Another thing about high risk systems is that all of their components really need to work, and subsystems really need to interact correctly, passing correct information, evens, commands, etc. The impact of even a tiny fail in these systems gets amplified. Physics rears its head and there is no stopping physics. Boom, another big smoking hole in the ground.

So basically it is really risky to use something like A/B testing on a high risk system, but we have a generation of coders and engineers who write ever faster for sponsors who only expect that less than 1-3% of the users in a day experience the bugs and the bugs get fixed asap. If that happens then all is fine.

Before 2000 most systems had some kind of end to end testing, but now in most cases it’s not needed and only adds drag to the continuous improvements of the system. As a result there’s also a generation of execs who always challenge their engineers, and pressure them to go faster with fewer people, since time and people are money. From what I’ve heard about the backgrounds of some of these execs at Boeing many of their execs have heard about the tactics used in websites that bring down the costs, and tried to apply them to the control and command systems for their Starliner, and their commercial airplanes.

They broke up the teams that used to share the same building, and could talk in real time. Now most components are created by teams all around the world, and integration is a problem with physical systems because all you can do is emulate the components that *your* component talks with. End to end testing on spacecrafts is hella expensive, since the craft is destroyed when there are intra-component failures, so who could blame folks for trying other ways to do the same thing?
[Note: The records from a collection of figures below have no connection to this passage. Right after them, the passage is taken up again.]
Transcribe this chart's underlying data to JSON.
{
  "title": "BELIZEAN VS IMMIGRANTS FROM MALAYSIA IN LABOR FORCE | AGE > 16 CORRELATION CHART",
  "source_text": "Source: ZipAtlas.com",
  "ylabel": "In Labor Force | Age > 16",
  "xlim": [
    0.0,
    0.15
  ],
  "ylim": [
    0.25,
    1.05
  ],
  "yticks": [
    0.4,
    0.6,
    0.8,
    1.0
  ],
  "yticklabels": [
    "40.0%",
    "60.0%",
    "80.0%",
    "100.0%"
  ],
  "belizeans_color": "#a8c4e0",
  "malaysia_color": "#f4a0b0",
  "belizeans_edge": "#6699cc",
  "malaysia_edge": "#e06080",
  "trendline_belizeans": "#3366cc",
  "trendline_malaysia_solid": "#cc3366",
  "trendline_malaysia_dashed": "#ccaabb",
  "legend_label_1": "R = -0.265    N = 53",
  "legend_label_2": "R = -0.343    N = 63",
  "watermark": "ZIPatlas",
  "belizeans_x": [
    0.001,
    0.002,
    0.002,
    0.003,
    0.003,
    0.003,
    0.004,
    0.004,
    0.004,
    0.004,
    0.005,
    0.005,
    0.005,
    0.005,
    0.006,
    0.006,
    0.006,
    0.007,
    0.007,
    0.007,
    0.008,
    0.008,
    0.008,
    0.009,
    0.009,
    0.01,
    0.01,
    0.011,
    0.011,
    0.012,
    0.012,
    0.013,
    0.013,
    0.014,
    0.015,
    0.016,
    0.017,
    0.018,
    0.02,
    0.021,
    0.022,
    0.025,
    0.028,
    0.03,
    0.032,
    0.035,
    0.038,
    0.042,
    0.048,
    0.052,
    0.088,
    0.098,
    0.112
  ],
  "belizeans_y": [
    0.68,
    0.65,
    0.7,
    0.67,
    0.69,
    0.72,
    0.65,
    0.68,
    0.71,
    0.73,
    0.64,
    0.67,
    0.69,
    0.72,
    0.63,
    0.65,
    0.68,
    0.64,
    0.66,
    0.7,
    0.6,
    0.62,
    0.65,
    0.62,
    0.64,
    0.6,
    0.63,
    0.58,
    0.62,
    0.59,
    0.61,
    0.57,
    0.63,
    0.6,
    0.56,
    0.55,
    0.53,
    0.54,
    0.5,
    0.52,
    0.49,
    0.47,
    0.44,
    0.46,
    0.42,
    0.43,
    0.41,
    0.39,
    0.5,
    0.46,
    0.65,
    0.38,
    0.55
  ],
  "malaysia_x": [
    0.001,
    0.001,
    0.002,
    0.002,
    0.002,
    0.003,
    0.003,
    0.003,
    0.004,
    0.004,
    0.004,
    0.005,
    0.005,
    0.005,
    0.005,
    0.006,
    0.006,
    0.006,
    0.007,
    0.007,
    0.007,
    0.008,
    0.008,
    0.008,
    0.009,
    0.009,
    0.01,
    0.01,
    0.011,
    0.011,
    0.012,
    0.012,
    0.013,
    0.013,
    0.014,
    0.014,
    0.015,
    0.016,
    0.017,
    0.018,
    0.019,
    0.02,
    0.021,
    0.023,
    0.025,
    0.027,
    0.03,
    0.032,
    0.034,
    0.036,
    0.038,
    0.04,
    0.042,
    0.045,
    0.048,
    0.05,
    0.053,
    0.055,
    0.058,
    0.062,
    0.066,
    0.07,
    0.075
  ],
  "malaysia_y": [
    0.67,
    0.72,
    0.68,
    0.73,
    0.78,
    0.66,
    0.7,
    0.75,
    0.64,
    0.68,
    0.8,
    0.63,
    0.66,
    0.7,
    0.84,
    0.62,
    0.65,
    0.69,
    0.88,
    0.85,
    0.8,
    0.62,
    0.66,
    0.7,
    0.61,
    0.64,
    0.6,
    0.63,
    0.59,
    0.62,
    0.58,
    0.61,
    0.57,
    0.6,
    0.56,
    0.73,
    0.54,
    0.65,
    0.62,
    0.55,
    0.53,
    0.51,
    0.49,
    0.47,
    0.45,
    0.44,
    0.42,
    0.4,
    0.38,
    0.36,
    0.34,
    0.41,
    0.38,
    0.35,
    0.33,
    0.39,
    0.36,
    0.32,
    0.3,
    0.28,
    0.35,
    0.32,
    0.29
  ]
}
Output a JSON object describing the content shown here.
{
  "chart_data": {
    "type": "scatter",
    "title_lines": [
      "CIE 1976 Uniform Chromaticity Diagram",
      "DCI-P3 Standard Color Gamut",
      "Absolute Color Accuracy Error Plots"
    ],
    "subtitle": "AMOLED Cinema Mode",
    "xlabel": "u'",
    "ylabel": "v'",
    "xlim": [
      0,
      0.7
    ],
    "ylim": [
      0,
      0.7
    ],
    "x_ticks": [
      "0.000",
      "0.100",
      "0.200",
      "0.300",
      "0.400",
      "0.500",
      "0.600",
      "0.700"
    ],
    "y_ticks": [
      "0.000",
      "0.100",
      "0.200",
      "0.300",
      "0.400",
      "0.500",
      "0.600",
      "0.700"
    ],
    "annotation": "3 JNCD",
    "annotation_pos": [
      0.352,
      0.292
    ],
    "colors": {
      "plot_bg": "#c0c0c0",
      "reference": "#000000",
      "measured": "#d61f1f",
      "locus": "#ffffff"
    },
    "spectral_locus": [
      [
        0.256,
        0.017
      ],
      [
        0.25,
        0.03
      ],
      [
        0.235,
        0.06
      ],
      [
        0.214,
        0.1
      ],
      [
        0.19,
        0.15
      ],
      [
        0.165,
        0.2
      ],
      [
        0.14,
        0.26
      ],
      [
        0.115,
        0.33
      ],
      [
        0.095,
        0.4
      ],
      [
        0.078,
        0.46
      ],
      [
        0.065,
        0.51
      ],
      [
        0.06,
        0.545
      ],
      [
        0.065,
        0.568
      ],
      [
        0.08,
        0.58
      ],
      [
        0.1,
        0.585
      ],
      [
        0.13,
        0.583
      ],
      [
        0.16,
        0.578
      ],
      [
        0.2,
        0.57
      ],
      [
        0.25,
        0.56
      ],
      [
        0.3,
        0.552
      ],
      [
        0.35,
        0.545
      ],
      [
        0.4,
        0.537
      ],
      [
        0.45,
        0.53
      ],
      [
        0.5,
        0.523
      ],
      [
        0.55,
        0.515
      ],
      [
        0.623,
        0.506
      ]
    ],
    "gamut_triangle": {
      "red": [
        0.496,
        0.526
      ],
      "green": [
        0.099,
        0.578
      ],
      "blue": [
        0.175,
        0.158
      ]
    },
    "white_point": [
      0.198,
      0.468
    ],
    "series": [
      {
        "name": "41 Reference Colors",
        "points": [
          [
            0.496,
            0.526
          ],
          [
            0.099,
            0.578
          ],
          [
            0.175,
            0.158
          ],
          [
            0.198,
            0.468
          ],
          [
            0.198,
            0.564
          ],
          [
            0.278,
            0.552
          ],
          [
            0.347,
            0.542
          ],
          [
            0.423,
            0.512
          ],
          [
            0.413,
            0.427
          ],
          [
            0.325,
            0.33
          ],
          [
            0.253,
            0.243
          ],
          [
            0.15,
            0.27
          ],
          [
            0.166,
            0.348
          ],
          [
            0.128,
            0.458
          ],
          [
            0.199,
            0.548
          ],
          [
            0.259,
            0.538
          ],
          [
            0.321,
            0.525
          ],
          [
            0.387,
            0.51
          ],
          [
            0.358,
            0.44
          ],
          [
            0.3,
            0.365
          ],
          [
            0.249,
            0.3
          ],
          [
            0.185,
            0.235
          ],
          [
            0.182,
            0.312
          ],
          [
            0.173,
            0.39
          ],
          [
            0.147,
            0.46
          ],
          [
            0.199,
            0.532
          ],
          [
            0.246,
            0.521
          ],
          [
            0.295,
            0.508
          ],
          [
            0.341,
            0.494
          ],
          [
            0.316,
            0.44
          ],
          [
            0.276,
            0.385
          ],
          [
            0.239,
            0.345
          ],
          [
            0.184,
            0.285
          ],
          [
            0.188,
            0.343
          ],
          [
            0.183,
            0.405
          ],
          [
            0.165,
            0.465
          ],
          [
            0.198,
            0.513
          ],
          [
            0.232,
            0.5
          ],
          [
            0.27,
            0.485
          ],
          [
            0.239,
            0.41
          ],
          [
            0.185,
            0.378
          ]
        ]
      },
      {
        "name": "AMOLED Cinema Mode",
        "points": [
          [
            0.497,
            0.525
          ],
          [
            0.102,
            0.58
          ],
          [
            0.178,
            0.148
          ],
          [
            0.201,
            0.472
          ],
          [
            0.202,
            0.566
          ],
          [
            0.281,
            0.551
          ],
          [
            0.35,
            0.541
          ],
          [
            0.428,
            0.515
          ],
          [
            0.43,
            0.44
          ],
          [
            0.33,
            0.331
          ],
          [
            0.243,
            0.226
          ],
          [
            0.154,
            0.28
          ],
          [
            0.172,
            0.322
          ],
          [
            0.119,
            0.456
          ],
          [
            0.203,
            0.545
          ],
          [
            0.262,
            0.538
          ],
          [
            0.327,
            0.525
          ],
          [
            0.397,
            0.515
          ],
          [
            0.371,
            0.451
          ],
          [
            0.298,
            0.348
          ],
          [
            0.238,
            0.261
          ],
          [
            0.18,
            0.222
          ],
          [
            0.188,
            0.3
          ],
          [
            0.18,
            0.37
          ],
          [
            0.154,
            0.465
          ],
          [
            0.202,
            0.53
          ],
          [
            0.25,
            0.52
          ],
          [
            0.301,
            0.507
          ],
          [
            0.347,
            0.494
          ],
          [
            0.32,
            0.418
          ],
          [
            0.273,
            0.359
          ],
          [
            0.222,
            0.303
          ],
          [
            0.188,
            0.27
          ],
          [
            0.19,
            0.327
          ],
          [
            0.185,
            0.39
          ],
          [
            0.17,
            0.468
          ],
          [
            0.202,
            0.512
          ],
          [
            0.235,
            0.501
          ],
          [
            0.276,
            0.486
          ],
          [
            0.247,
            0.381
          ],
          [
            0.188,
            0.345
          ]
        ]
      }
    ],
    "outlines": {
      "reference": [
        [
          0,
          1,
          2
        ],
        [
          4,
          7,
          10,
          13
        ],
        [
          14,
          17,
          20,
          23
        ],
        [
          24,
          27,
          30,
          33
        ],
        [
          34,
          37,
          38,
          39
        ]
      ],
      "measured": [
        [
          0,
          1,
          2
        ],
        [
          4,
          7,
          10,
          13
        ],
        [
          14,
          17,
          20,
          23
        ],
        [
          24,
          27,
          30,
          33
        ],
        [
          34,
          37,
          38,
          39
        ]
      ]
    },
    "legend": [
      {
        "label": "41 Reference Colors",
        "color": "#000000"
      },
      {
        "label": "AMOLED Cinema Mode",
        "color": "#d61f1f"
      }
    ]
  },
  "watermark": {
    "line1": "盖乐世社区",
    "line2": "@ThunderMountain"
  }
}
Maybe NASA is looking at the intra-component interactions as well as the code quality. I hope so. This can be expensive if they choose to write a bunch of emulators of real physical components, almost as expensive as the cost of the code being tested but hey, fewer smoking holes in the ground.

Fortunately the Starliner didn’t leave a smoking hole in the ground like the Dragon did a few months ago, but as NASA implied, they were incredibly lucky. Boeing was not so lucky with their 727-MAX where sloppy management decisions caused the loss of 300+ lives. We may be in a time where some more of the old fashioned physical testing like what was done in the 1960s, 70s, 80s, & 90s might be appropriate. In the past few months we’ve seen this happen, with both Boeing and SpaceX. Good, keep at it, don’t back off, and don’t introduce last minute changes as those can introduce huge risk. Oh, and please eat the cost of retraining pilots in the 727 case. It’s a lot cheaper than passengers losing trust.